Kurze Produktlebenszyklen und der ungebrochene Trend zur Individualisierung bringen konventionell aufgebaute Montage- und Produktionsmaschinen zunehmend an ihre Grenzen. Neue Verpackungsformen und -materialien verschärfen die Situation. Das mittelhessische Unternehmen Wolf hat nun anhand einer neuen Maschine aufgezeigt, wie Verpackungen mit Hilfe von B&R besonders sanft und flexibel transportiert werden können.
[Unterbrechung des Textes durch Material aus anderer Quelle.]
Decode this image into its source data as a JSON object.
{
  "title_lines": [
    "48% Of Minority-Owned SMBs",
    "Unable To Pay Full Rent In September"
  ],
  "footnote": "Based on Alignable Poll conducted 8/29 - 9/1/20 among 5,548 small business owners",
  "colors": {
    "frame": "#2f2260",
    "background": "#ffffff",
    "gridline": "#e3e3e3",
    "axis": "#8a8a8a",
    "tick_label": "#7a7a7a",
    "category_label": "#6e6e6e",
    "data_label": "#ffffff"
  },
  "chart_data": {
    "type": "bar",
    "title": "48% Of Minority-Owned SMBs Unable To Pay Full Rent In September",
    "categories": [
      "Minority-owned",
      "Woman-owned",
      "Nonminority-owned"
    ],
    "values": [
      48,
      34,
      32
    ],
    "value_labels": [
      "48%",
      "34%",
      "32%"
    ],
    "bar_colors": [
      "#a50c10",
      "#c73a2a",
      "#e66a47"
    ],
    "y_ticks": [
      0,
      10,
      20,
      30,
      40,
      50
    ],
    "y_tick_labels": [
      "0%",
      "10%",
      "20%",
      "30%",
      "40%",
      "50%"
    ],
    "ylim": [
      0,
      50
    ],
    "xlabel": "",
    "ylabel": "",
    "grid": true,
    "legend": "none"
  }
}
„Die großen Handelsketten und globalen Player in der Verpackungsindustrie haben es sich zum Ziel gesetzt, innerhalb der nächsten Jahre auf umweltverträgliche Verpackungen umzustellen“, sagt Markus Schmachtel, Leiter der Konstruktions- und Engineering-Abteilung bei der Wolf Verpackungsmaschinen GmbH. Mehr als 3.000 Abfüll- und Verpackungsmaschinen hat das Unternehmen seit der Firmengründung im Jahr 1988 ausgeliefert und sich insbesondere in der Lebensmittelbranche einen Namen gemacht. Genauso lange ist Schmachtel bereits in Sachen Verpackungstechnik unterwegs und hat schon viele Umbrüche in dieser Branche erlebt. „Generell versucht ein Konstrukteur neue Anforderungen über entsprechende Mechanik zu lösen. Doch die vermehrt aufkommenden Verpackungsformen und -materialien erfordern Transportlösungen, die deutlich flexibler und produktschonender sind, als die bisher meist verwendeten rein mechanischen Kettensysteme.“
Wolf hat eine Vertikalschlauchbeutelmaschine auf den Markt gebracht, die für alle gängigen Beutelformen geeignet ist und bei der sich der Umbauaufwand in Grenzen hält. Die Maschine kann für verbreitete Flach- oder Seitenfaltbodenbeutel genauso verwendet werden, wie für Standbodenbeutel mit Kantensiegelung. Bei der angekoppelten Kopfverschließmaschine (KVM) wurde der Produkttransport mit Hilfe von verbundenen Mitnahmeketten realisiert. Die Mitnahmeketten bilden dabei Fächer für die Aufnahme der Beutel. Die Beutel werden bei diesem Konzept zusammen mit der kompletten Transportmechanik mit jedem Takt synchron zur Schlauchbeutelmaschine stehend weitergeschoben. Dabei gleitet der Beutelboden über das Bodenblech des Transportsystemunterbaus.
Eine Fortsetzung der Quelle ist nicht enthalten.